Have you ever noticed that when you look for a new book, movie, or restaurant, the search results often suggest things you’ve already tried or bought?
This is because the artificial intelligence (AI) tools these platforms use can trap us in a ‘filter bubble’, where we only see stuff similar to what we have previously liked or bought.
But now, a group of computer scientists has created a new way to break free from these filter bubbles.
They developed an algorithm called ‘Pyrorank’ that acts like it’s part of the natural world.
Think about how birds find food. They don’t all go to the same spot; they explore different areas. The scientists used this concept to make Pyrorank provide more diverse and interesting results.
Anasse Bari, one of the creators of Pyrorank and a professor at NYU’s Courant Institute of Mathematical Sciences, explained that the natural world is an excellent place to find inspiration for solving tech problems.
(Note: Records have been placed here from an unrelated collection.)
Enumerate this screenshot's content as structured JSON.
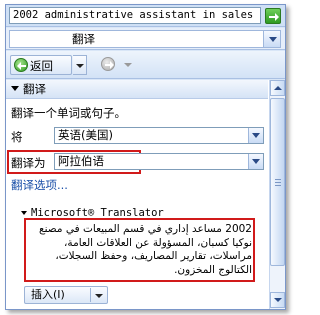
{
  "search": {
    "value": "2002 administrative assistant in sales"
  },
  "service": {
    "selected": "翻译"
  },
  "toolbar": {
    "back_label": "返回"
  },
  "section": {
    "title": "翻译"
  },
  "translate": {
    "instruction": "翻译一个单词或句子。",
    "from_label": "将",
    "from_value": "英语(美国)",
    "to_label": "翻译为",
    "to_value": "阿拉伯语",
    "options_link": "翻译选项..."
  },
  "result": {
    "provider": "Microsoft® Translator",
    "text": "2002 مساعد إداري في قسم المبيعات في مصنع نوكيا كسبان، المسؤولة عن العلاقات العامة، مراسلات، تقارير المصاريف، وحفظ السجلات، الكتالوج المخزون.",
    "insert_label": "插入(I)"
  },
  "colors": {
    "highlight_border": "#d11a1a",
    "link": "#1a4fa8",
    "accent_green": "#2f9a22"
  }
}
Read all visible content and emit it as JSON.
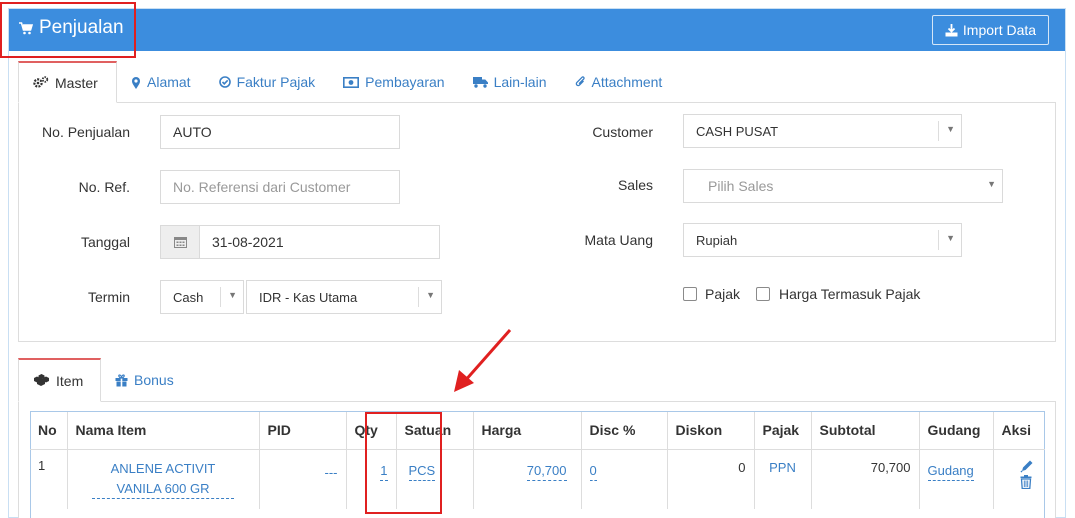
{
  "header": {
    "title": "Penjualan",
    "import_label": "Import Data"
  },
  "colors": {
    "header_bg": "#3c8dde",
    "link": "#3a7fc5",
    "highlight": "#e02020",
    "active_tab_accent": "#e06060"
  },
  "main_tabs": [
    {
      "label": "Master",
      "icon": "cogs-icon",
      "active": true
    },
    {
      "label": "Alamat",
      "icon": "map-marker-icon"
    },
    {
      "label": "Faktur Pajak",
      "icon": "check-circle-icon"
    },
    {
      "label": "Pembayaran",
      "icon": "money-icon"
    },
    {
      "label": "Lain-lain",
      "icon": "truck-icon"
    },
    {
      "label": "Attachment",
      "icon": "paperclip-icon"
    }
  ],
  "form": {
    "no_penjualan": {
      "label": "No. Penjualan",
      "value": "AUTO"
    },
    "no_ref": {
      "label": "No. Ref.",
      "placeholder": "No. Referensi dari Customer"
    },
    "tanggal": {
      "label": "Tanggal",
      "value": "31-08-2021"
    },
    "termin": {
      "label": "Termin",
      "value": "Cash",
      "account": "IDR - Kas Utama"
    },
    "customer": {
      "label": "Customer",
      "value": "CASH PUSAT"
    },
    "sales": {
      "label": "Sales",
      "placeholder": "Pilih Sales"
    },
    "mata_uang": {
      "label": "Mata Uang",
      "value": "Rupiah"
    },
    "pajak_label": "Pajak",
    "harga_termasuk_pajak_label": "Harga Termasuk Pajak"
  },
  "item_tabs": [
    {
      "label": "Item",
      "icon": "cubes-icon",
      "active": true
    },
    {
      "label": "Bonus",
      "icon": "gift-icon"
    }
  ],
  "table": {
    "headers": [
      "No",
      "Nama Item",
      "PID",
      "Qty",
      "Satuan",
      "Harga",
      "Disc %",
      "Diskon",
      "Pajak",
      "Subtotal",
      "Gudang",
      "Aksi"
    ],
    "rows": [
      {
        "no": "1",
        "nama_item_line1": "ANLENE ACTIVIT",
        "nama_item_line2": "VANILA 600 GR",
        "pid": "---",
        "qty": "1",
        "satuan": "PCS",
        "harga": "70,700",
        "disc": "0",
        "diskon": "0",
        "pajak": "PPN",
        "subtotal": "70,700",
        "gudang": "Gudang"
      }
    ]
  }
}
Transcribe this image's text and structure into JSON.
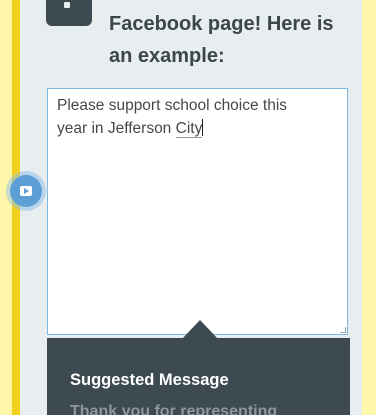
{
  "instruction": {
    "line1": "Facebook page! Here is",
    "line2": "an example:"
  },
  "message": {
    "line1": "Please support school choice this",
    "line2_prefix": "year in Jefferson ",
    "line2_last_word": "City"
  },
  "suggested": {
    "title": "Suggested Message",
    "body": "Thank you for representing"
  },
  "icons": {
    "video_button": "video-play-icon"
  },
  "colors": {
    "accent_yellow": "#f2d11e",
    "page_background": "#fef6a8",
    "panel": "#e8edf0",
    "dark": "#3d4a52",
    "focus_border": "#7fb7e3",
    "video_button": "#5b9fd6"
  }
}
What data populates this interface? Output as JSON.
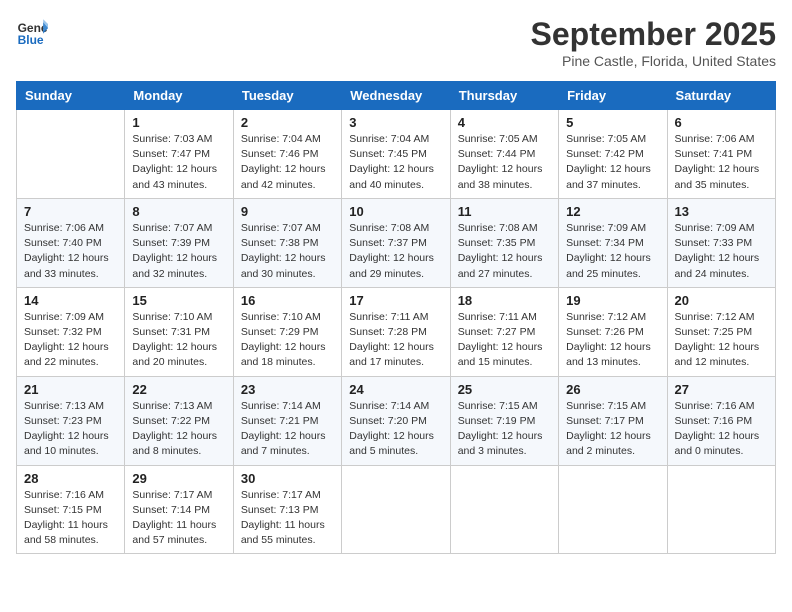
{
  "header": {
    "logo_line1": "General",
    "logo_line2": "Blue",
    "month": "September 2025",
    "location": "Pine Castle, Florida, United States"
  },
  "weekdays": [
    "Sunday",
    "Monday",
    "Tuesday",
    "Wednesday",
    "Thursday",
    "Friday",
    "Saturday"
  ],
  "weeks": [
    [
      {
        "day": "",
        "info": ""
      },
      {
        "day": "1",
        "info": "Sunrise: 7:03 AM\nSunset: 7:47 PM\nDaylight: 12 hours\nand 43 minutes."
      },
      {
        "day": "2",
        "info": "Sunrise: 7:04 AM\nSunset: 7:46 PM\nDaylight: 12 hours\nand 42 minutes."
      },
      {
        "day": "3",
        "info": "Sunrise: 7:04 AM\nSunset: 7:45 PM\nDaylight: 12 hours\nand 40 minutes."
      },
      {
        "day": "4",
        "info": "Sunrise: 7:05 AM\nSunset: 7:44 PM\nDaylight: 12 hours\nand 38 minutes."
      },
      {
        "day": "5",
        "info": "Sunrise: 7:05 AM\nSunset: 7:42 PM\nDaylight: 12 hours\nand 37 minutes."
      },
      {
        "day": "6",
        "info": "Sunrise: 7:06 AM\nSunset: 7:41 PM\nDaylight: 12 hours\nand 35 minutes."
      }
    ],
    [
      {
        "day": "7",
        "info": "Sunrise: 7:06 AM\nSunset: 7:40 PM\nDaylight: 12 hours\nand 33 minutes."
      },
      {
        "day": "8",
        "info": "Sunrise: 7:07 AM\nSunset: 7:39 PM\nDaylight: 12 hours\nand 32 minutes."
      },
      {
        "day": "9",
        "info": "Sunrise: 7:07 AM\nSunset: 7:38 PM\nDaylight: 12 hours\nand 30 minutes."
      },
      {
        "day": "10",
        "info": "Sunrise: 7:08 AM\nSunset: 7:37 PM\nDaylight: 12 hours\nand 29 minutes."
      },
      {
        "day": "11",
        "info": "Sunrise: 7:08 AM\nSunset: 7:35 PM\nDaylight: 12 hours\nand 27 minutes."
      },
      {
        "day": "12",
        "info": "Sunrise: 7:09 AM\nSunset: 7:34 PM\nDaylight: 12 hours\nand 25 minutes."
      },
      {
        "day": "13",
        "info": "Sunrise: 7:09 AM\nSunset: 7:33 PM\nDaylight: 12 hours\nand 24 minutes."
      }
    ],
    [
      {
        "day": "14",
        "info": "Sunrise: 7:09 AM\nSunset: 7:32 PM\nDaylight: 12 hours\nand 22 minutes."
      },
      {
        "day": "15",
        "info": "Sunrise: 7:10 AM\nSunset: 7:31 PM\nDaylight: 12 hours\nand 20 minutes."
      },
      {
        "day": "16",
        "info": "Sunrise: 7:10 AM\nSunset: 7:29 PM\nDaylight: 12 hours\nand 18 minutes."
      },
      {
        "day": "17",
        "info": "Sunrise: 7:11 AM\nSunset: 7:28 PM\nDaylight: 12 hours\nand 17 minutes."
      },
      {
        "day": "18",
        "info": "Sunrise: 7:11 AM\nSunset: 7:27 PM\nDaylight: 12 hours\nand 15 minutes."
      },
      {
        "day": "19",
        "info": "Sunrise: 7:12 AM\nSunset: 7:26 PM\nDaylight: 12 hours\nand 13 minutes."
      },
      {
        "day": "20",
        "info": "Sunrise: 7:12 AM\nSunset: 7:25 PM\nDaylight: 12 hours\nand 12 minutes."
      }
    ],
    [
      {
        "day": "21",
        "info": "Sunrise: 7:13 AM\nSunset: 7:23 PM\nDaylight: 12 hours\nand 10 minutes."
      },
      {
        "day": "22",
        "info": "Sunrise: 7:13 AM\nSunset: 7:22 PM\nDaylight: 12 hours\nand 8 minutes."
      },
      {
        "day": "23",
        "info": "Sunrise: 7:14 AM\nSunset: 7:21 PM\nDaylight: 12 hours\nand 7 minutes."
      },
      {
        "day": "24",
        "info": "Sunrise: 7:14 AM\nSunset: 7:20 PM\nDaylight: 12 hours\nand 5 minutes."
      },
      {
        "day": "25",
        "info": "Sunrise: 7:15 AM\nSunset: 7:19 PM\nDaylight: 12 hours\nand 3 minutes."
      },
      {
        "day": "26",
        "info": "Sunrise: 7:15 AM\nSunset: 7:17 PM\nDaylight: 12 hours\nand 2 minutes."
      },
      {
        "day": "27",
        "info": "Sunrise: 7:16 AM\nSunset: 7:16 PM\nDaylight: 12 hours\nand 0 minutes."
      }
    ],
    [
      {
        "day": "28",
        "info": "Sunrise: 7:16 AM\nSunset: 7:15 PM\nDaylight: 11 hours\nand 58 minutes."
      },
      {
        "day": "29",
        "info": "Sunrise: 7:17 AM\nSunset: 7:14 PM\nDaylight: 11 hours\nand 57 minutes."
      },
      {
        "day": "30",
        "info": "Sunrise: 7:17 AM\nSunset: 7:13 PM\nDaylight: 11 hours\nand 55 minutes."
      },
      {
        "day": "",
        "info": ""
      },
      {
        "day": "",
        "info": ""
      },
      {
        "day": "",
        "info": ""
      },
      {
        "day": "",
        "info": ""
      }
    ]
  ]
}
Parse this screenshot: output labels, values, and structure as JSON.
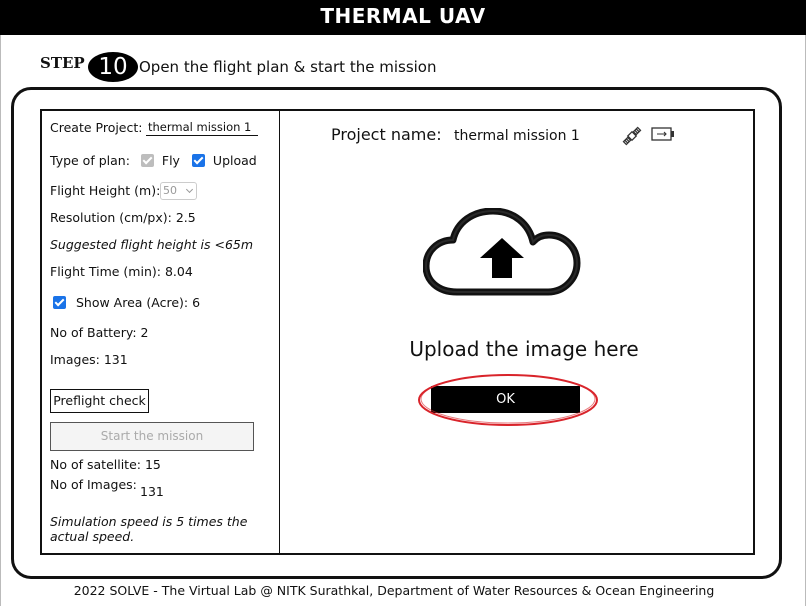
{
  "header": {
    "title": "THERMAL UAV"
  },
  "step": {
    "label": "STEP",
    "number": "10",
    "instruction": "Open the flight plan & start the mission"
  },
  "left_panel": {
    "create_project_label": "Create Project:",
    "create_project_value": "thermal mission 1",
    "type_of_plan_label": "Type of plan:",
    "fly_label": "Fly",
    "fly_checked": true,
    "fly_disabled": true,
    "upload_label": "Upload",
    "upload_checked": true,
    "flight_height_label": "Flight Height (m):",
    "flight_height_value": "50",
    "resolution": "Resolution (cm/px): 2.5",
    "suggested": "Suggested flight height is <65m",
    "flight_time": "Flight Time (min): 8.04",
    "show_area_label": "Show Area (Acre): 6",
    "show_area_checked": true,
    "battery": "No of Battery: 2",
    "images": "Images: 131",
    "preflight_label": "Preflight check",
    "start_label": "Start the mission",
    "satellite": "No of satellite: 15",
    "images_count_label": "No of Images:",
    "images_count_value": "131",
    "simulation_note_line1": "Simulation speed is 5 times the",
    "simulation_note_line2": "actual speed."
  },
  "right_panel": {
    "project_name_label": "Project name:",
    "project_name_value": "thermal mission 1",
    "icons": [
      "satellite-icon",
      "battery-icon",
      "cloud-upload-icon"
    ],
    "upload_prompt": "Upload the image here",
    "ok_label": "OK",
    "highlight_color": "#d9242b"
  },
  "footer": {
    "text": "2022 SOLVE - The Virtual Lab @ NITK Surathkal, Department of Water Resources & Ocean Engineering"
  }
}
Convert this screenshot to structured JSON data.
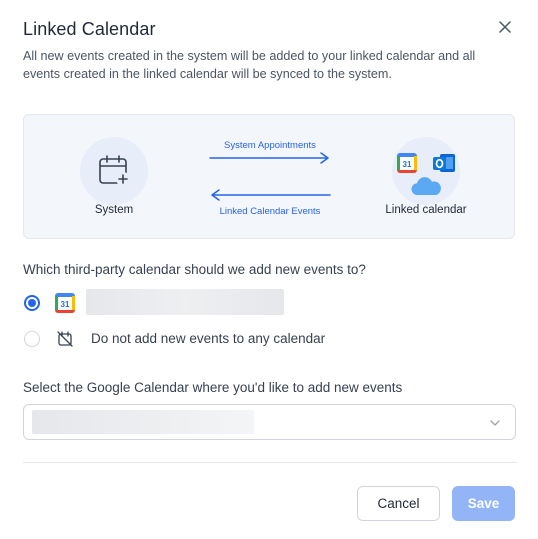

He also pointed out that the traditional systems of giving recommendations work based on similarity. For example, if you bought an Apple product, you would keep seeing more Apple products in your recommendations.
However, these traditional systems have limitations. They might keep showing you the same type of content again and again, which can lead to problems.
For instance, people may only see news that aligns with their views, which doesn’t expose them to different perspectives.
To solve these issues, Bari and his team created Pyrorank. It considers what the user is looking for, and provides a variety of suggestions, but tones down the influence of the user’s past interactions.
The cool thing is, Pyrorank can be added to existing systems, making it easier to use and saving time for engineers.
When tested, Pyrorank produced a wider variety of recommendations compared to traditional systems. The catch is, it might slightly reduce how accurately it can predict what the user will like. But according to the researchers, the balance between diversity and accuracy can be adjusted depending on the situation.
Bari concludes that the best recommendation systems should understand and reduce biases, which will lead to more effective recommendations and healthier use of these platforms.
Adding diversity to recommendations is a crucial step toward overcoming the limitations of current systems.
The study was published in Advances in Swarm Intelligence.